Responding to outside influences, including the Dutch de Stijl and Russian Constructivism, the Bauhaus moved away from expressionist experimentation to an emphasis on rational contemporary design for industrial production. A visit to the Haus am Horn Germany, offers insight into the great progress of the Weimar Bauhaus as they welcomed the world at the influential Art and Technology: A New Unity Exhibition of 1923.

March 28: Down the Road to Dessau

When the Bauhaus School relocated to the industrial city of Dessau in 1925, the new location provided an opportunity to put theory into practice. A collaborative effort produced a spectacular modern building that is regarded as one of the finest achievements of the Bauhaus school. Peering through the expansive glass walls, we’ll see some of the iconic designs produced in the workshops.

April 4: Following in the Founder’s Footsteps

In this lecture, we’ll explore the accomplishments of the directors that succeeded Bauhaus founder Walter Gropius after his departure in 1928. We’ll spend time with the unconventional Hannes Meyer whose mantra was “Necessities not Luxuries” and meet its final director, Mies van der Rohe, who popularized the phrase “Less is More.” With their radical changes to the curriculum, including the introduction of scientific analysis, they transformed the way that architecture is taught to this day.

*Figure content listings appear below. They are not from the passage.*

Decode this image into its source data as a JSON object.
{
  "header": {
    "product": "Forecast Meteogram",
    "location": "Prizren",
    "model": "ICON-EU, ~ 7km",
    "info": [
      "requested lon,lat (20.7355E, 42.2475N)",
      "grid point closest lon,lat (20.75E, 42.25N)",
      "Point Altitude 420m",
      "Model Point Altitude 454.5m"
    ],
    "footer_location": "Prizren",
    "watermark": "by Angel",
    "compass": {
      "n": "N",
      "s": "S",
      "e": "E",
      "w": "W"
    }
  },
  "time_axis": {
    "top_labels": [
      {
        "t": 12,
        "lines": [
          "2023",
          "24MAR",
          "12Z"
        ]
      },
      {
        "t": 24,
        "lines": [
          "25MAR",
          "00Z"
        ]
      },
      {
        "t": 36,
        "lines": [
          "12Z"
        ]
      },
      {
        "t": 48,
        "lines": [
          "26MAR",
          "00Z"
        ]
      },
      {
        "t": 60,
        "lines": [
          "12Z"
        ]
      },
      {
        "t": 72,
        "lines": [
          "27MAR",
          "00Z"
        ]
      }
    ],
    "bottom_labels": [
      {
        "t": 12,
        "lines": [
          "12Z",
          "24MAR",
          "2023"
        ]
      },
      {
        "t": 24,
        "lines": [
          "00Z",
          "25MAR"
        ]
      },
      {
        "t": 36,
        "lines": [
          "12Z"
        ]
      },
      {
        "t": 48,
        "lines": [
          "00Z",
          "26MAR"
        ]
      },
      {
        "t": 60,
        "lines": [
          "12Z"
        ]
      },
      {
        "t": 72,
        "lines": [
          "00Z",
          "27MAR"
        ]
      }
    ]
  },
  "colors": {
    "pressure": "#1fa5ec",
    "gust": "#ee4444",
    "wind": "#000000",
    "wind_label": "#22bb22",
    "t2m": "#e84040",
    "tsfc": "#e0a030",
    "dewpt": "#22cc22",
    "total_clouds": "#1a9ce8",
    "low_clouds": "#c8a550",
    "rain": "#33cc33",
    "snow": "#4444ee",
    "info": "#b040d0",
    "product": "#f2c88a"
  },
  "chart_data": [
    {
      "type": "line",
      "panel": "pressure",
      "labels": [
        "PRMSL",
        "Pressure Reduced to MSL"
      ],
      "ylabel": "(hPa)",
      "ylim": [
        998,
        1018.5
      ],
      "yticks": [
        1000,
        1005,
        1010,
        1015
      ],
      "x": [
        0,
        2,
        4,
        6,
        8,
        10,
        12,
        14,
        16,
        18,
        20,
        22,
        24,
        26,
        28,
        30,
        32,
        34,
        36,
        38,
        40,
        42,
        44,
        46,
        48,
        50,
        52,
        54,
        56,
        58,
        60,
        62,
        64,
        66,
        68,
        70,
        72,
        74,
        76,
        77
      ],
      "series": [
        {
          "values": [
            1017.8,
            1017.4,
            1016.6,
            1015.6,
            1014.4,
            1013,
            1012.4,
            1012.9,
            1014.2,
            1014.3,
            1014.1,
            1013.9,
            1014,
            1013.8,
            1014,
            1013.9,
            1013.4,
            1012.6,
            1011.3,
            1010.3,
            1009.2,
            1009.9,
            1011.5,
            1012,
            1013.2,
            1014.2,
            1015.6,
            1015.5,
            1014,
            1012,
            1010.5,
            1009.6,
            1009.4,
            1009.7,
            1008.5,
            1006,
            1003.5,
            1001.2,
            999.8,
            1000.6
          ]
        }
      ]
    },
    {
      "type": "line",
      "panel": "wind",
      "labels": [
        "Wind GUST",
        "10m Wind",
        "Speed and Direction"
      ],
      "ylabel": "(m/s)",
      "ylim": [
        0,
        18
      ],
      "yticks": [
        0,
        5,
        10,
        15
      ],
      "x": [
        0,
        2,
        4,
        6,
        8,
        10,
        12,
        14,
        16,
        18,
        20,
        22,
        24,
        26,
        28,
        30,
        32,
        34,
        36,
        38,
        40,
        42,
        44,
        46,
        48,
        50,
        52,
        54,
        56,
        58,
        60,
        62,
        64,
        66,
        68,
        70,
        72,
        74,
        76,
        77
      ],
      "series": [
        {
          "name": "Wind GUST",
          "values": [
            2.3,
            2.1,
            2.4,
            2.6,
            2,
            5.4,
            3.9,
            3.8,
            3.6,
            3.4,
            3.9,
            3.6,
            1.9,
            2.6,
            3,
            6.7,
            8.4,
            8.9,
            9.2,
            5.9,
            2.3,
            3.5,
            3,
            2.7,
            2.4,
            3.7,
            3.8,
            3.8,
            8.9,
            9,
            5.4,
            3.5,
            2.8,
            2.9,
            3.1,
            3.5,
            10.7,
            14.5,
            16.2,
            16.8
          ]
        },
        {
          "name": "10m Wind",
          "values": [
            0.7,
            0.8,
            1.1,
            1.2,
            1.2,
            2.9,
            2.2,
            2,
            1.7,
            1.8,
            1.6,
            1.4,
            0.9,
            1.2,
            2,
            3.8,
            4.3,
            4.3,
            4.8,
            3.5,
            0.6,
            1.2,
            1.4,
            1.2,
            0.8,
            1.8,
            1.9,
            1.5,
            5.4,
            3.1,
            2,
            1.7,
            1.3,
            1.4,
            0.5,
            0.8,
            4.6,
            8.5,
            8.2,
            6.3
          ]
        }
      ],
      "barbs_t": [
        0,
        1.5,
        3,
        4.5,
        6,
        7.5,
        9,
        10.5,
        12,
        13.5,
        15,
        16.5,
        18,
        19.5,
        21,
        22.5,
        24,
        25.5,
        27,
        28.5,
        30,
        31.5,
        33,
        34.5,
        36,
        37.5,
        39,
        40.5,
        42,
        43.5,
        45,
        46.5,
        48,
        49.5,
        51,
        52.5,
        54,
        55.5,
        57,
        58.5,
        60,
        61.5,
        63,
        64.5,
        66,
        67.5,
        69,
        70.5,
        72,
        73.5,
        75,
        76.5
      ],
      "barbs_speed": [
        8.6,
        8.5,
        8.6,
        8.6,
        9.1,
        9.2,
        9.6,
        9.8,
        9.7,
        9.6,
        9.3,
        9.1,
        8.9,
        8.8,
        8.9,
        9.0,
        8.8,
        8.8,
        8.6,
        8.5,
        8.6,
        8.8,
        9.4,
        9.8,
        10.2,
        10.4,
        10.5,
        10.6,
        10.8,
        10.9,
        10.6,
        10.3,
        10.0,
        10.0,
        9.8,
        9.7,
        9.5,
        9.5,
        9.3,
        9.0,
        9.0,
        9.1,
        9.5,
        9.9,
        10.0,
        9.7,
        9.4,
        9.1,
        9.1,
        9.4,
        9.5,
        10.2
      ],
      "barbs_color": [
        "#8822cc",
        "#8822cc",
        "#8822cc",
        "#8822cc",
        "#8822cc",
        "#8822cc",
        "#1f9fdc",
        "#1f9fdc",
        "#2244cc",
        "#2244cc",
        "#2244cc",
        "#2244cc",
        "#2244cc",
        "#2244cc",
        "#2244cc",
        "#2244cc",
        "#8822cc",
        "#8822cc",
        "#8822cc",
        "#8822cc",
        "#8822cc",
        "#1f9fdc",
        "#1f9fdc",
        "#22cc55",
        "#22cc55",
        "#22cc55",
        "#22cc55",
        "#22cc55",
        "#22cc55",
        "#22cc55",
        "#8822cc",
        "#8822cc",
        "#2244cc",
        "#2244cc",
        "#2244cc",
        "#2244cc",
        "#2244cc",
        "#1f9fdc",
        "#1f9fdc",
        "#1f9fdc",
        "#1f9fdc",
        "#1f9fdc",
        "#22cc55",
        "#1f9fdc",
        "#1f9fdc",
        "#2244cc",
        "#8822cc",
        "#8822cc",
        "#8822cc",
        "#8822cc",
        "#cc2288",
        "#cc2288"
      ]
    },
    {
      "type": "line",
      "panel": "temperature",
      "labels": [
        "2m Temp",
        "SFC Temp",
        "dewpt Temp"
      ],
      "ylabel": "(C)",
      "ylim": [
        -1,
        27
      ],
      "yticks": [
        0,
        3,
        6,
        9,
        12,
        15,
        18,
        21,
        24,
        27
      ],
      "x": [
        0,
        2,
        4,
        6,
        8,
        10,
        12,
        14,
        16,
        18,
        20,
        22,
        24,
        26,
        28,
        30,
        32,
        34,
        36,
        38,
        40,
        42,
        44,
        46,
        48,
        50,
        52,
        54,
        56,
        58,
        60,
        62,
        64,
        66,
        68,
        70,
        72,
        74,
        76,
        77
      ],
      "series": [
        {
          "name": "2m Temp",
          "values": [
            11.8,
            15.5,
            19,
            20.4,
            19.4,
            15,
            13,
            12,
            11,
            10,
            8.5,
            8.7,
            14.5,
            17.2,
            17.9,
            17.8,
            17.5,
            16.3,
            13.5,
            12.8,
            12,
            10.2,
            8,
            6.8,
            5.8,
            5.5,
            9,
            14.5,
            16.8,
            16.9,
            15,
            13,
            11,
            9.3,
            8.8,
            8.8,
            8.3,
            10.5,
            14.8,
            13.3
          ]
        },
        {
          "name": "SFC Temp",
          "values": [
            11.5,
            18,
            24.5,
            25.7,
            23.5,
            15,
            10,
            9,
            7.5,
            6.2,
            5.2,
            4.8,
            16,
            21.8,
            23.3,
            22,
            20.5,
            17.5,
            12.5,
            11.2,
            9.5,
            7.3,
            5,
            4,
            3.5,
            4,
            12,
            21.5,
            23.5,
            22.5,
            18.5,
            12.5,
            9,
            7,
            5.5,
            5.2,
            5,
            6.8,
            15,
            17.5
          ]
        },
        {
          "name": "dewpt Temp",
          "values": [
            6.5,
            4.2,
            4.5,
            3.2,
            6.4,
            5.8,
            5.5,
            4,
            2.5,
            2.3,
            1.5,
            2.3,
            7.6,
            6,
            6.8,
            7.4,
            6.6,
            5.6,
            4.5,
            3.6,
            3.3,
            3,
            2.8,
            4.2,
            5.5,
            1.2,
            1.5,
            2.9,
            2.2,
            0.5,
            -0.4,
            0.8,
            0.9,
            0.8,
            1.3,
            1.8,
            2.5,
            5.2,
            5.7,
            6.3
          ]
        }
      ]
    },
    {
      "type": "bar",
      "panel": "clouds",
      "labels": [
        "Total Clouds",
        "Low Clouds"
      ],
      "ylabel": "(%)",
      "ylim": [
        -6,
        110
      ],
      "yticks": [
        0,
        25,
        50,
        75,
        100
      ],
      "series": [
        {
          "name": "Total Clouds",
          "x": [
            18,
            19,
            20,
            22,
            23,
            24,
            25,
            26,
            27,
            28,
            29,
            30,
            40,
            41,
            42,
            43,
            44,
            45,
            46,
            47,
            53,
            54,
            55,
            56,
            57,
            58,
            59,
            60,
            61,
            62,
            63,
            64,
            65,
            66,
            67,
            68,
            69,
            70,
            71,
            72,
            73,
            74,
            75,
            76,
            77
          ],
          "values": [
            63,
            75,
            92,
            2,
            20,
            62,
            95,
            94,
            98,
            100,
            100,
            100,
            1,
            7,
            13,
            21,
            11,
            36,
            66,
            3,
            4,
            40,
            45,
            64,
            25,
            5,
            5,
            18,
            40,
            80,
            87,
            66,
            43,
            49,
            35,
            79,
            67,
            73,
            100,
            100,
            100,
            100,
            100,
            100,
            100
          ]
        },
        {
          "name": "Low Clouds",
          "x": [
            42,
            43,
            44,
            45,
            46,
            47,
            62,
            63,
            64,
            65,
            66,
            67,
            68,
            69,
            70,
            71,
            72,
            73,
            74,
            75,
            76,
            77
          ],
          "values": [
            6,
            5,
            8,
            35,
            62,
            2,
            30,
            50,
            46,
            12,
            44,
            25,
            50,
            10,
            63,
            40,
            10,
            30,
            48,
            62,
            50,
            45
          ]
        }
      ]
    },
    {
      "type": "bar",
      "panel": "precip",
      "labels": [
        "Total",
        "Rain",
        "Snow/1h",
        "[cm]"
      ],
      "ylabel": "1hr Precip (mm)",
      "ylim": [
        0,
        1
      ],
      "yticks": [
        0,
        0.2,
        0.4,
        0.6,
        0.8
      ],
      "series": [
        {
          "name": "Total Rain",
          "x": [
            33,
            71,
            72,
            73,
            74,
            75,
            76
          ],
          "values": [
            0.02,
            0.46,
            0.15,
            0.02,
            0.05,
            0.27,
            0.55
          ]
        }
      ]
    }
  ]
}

April 11: Inspirational Women

Post-war ‘new women’ were drawn to the Gropius-led Bauhaus only to find that the opportunities to participate in creating the new artistic utopia were not quite as “equal” as advertised. We’ll meet some of the determined women students that overcame gender discrimination and went on to contribute to the history of art and design. We’ll examine some of the iconic objects that were produced in the workshops by trailblazing women artists including Marianne Brandt whose metal lamps continue to illuminate.

April 18: Bauhaus Everywhere

As the political situation deteriorated under Nazi rule, many of the teachers and former students of the Bauhaus were forced to flee Germany. We’ll follow the journeys of some of these notable émigrés, whose involvement in institutions of higher learning served to ensure that the Bauhaus curriculum and ideas would continue to have a major impact on architecture and design.